In Blackjack, cards from 2 through to 10 are worth their face value, and face-cards are worth 10 points each. An Ace can be valued at either 1 or 11, whichever is the more advantageous total for the player or Dealer. A hand made up of an Ace that has been valued at 11 is called a Soft Hand: thus, an Ace and a 6 is known as a Soft 17. A hand with an Ace counted as 1 point is called a Hard Hand.

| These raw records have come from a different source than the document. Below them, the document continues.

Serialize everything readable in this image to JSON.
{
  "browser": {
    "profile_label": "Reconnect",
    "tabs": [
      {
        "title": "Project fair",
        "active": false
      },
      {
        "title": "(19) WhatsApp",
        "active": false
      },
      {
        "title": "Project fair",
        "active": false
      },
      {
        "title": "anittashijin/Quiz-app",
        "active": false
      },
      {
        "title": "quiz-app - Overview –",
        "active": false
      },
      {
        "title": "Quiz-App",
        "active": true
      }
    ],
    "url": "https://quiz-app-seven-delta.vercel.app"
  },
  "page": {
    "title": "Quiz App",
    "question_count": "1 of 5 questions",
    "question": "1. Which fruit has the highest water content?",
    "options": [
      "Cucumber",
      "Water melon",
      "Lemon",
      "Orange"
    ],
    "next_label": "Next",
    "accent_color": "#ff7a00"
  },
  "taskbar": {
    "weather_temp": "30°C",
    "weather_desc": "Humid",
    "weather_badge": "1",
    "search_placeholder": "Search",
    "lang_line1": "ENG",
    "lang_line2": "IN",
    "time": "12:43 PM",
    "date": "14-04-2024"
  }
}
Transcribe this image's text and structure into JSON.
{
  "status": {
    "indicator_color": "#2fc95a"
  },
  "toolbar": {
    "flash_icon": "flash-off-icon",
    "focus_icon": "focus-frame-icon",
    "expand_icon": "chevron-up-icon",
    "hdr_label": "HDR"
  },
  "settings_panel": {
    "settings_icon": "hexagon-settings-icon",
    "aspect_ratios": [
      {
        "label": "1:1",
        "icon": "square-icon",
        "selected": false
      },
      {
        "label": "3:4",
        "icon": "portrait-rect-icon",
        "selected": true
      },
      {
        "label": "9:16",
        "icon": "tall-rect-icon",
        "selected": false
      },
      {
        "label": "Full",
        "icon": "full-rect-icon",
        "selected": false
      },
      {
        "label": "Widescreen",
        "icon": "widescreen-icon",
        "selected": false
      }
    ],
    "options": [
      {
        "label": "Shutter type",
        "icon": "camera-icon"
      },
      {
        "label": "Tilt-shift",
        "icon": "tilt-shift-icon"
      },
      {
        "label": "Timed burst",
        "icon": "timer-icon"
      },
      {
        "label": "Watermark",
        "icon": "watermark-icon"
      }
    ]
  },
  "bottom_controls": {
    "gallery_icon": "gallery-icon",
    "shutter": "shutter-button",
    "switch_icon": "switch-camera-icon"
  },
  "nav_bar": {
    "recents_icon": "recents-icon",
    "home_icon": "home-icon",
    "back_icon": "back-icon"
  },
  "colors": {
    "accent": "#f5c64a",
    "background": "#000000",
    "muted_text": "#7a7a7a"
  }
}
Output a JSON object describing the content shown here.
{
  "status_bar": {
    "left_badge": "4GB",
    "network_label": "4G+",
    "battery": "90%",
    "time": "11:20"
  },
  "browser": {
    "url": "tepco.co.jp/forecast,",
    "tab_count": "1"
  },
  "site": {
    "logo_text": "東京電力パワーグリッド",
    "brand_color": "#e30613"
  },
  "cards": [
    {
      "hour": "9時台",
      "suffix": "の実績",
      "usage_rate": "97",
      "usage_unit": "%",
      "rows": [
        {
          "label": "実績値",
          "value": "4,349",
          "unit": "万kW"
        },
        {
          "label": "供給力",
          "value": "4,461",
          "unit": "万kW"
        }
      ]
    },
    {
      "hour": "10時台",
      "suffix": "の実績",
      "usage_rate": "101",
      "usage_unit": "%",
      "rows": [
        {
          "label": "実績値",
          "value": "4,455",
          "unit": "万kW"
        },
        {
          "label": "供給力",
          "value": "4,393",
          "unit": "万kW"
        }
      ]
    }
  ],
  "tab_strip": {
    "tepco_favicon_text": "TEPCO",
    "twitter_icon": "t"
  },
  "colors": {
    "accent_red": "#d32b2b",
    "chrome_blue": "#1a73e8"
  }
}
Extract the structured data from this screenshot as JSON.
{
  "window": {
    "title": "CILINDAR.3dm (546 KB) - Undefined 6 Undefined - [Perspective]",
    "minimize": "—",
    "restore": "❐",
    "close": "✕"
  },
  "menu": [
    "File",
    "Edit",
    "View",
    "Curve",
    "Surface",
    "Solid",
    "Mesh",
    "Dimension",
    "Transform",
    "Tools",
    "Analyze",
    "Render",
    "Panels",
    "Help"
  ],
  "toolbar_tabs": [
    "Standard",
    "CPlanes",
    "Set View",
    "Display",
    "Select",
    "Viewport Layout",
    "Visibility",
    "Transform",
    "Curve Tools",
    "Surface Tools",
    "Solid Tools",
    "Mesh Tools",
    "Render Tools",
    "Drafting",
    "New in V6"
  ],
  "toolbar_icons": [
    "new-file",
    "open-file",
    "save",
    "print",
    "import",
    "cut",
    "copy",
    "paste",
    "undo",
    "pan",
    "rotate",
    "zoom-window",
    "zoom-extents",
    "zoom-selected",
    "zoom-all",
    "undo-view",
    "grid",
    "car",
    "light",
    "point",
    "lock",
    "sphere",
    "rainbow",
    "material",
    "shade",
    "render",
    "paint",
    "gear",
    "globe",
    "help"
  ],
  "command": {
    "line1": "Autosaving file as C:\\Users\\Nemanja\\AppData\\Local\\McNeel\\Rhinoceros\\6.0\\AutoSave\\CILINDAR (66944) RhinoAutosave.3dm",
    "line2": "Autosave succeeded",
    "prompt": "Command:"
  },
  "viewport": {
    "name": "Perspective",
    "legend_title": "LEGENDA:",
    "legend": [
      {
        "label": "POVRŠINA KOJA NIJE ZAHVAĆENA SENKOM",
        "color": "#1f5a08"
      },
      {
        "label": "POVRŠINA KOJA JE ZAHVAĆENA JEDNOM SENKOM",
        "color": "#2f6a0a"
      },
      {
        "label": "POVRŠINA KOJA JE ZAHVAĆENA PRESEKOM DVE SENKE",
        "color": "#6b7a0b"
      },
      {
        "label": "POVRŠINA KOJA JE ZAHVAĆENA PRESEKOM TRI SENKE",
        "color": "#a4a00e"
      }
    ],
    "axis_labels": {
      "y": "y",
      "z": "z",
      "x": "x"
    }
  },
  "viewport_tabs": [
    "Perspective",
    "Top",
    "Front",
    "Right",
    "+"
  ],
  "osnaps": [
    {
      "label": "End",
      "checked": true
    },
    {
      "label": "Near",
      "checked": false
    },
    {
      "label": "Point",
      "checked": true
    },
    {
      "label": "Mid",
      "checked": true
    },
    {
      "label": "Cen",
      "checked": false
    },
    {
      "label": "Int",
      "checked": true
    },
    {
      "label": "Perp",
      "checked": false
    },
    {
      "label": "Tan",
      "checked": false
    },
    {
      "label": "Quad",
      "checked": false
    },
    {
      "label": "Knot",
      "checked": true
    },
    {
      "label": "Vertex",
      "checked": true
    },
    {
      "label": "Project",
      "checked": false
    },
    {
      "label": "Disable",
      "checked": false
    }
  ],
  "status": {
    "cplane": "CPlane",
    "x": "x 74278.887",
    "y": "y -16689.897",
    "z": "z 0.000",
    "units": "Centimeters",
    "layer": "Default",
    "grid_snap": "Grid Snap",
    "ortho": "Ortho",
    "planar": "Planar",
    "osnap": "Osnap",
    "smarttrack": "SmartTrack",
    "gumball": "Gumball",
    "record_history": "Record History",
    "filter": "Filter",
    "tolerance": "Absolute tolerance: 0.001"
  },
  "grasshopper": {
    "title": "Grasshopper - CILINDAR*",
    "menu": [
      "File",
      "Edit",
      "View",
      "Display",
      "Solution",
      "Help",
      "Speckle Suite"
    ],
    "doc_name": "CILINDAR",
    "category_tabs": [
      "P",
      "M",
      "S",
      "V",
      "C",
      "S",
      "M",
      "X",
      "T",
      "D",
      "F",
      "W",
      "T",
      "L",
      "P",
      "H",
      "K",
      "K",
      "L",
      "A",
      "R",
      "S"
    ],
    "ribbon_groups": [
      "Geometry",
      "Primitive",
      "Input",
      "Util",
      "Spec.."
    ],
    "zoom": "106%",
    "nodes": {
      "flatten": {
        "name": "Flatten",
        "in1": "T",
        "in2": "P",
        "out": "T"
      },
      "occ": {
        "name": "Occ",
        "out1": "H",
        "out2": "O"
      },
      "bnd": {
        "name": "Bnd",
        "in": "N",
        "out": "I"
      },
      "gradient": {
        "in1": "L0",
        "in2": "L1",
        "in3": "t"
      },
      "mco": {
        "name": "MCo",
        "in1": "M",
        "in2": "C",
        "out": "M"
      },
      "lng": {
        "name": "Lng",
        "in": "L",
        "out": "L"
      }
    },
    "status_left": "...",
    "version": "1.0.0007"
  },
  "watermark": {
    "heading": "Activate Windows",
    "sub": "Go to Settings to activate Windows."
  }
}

In order to start a Blackjack game, you will be required to make a bet, and will then receive two cards, both facing up. The Dealer receives one card facing up. In some Blackjack variations, the Dealer will receive a second card, facing down, and this card is known as the Hole Cards. In other variations, the Dealer does not receive a second card until later on in the game. If your two cards add up to 21, you have managed to receive Blackjack, and will automatically win unless the Dealer has managed to gain one also. If you both have a Blackjack, the hands are tied, which is called a Push. Otherwise, a winning Blackjack will pay out 3 to 2. All other winning hands pay out at a ratio of 1 to 1.
If you did not manage to receive Blackjack, then, after viewing your cards and the Dealer’s, you will play the hand by means of one of the following moves:
You will not take any more cards, and the Dealer will play his or her hand.
You will take another card, and can continue to do so until you either Bust or opt to Stand.
You will double the amount of money you have bet, take an additional card, and then Stand.
If you are dealt two identical cards, you may be able to split them into two separate hands. A wager equal to the one you originally laid will be placed in order to cover the additional hand, doubling your bet, and your split hand will then receive an additional card. You will then play each hand independently, and can Stand, Hit, etc.
If you think that your hand is likely to lose, you may be able to Surrender half of your bet and end the game.
If the Dealer’s face-up card is an Ace, you can take out Insurance, which is a bet equal in value to half of the one you originally made. This is, in effect, betting that the Dealer will receive Blackjack. If he or she goes on to do so, you will take a 2 to 1 payout on your Insurance wager. If the Dealer does not, however, get a Blackjack, you will lose the Insurance bet and proceed to play out your hand.
A quick look at the basic strategy guides available online will allow you to spot general patterns regarding when to Hit and when to Stand. For example, you should always Hit, and occasionally Double Down, when your Hand is valued at less than 11, since you cannot Bust. You should always Stand on totals of 17 or more, unless your hand is a Soft Hand. The best way to learn basic Blackjack strategy is not to try to commit all of the possible hands to memory, but rather to focus on the borderline hands. For example, learn what to do when the Dealer has a total of 7 as opposed to what to do when he or she has a hand totalling 6.
The probability of an overall win in a Blackjack game is 42.22%, that of gaining a tie is 8.28%, and a loss is 49.10%. The probability of a win, given a bet which is resolved, is 46.36%. As Blackjack is a game of skill where you can increase the odds and lower the house edge by using strategy, and the odds can shrink to as low as 1%.
Most Blackjack variations will follow the rules outlined here, with minor differences apparent only in the details. Some variations, for example, will be played with only one deck of cards, others with two, four, or even eight. In some variations the Dealer will have to Stand on a Soft 17, in others he or she will Hit.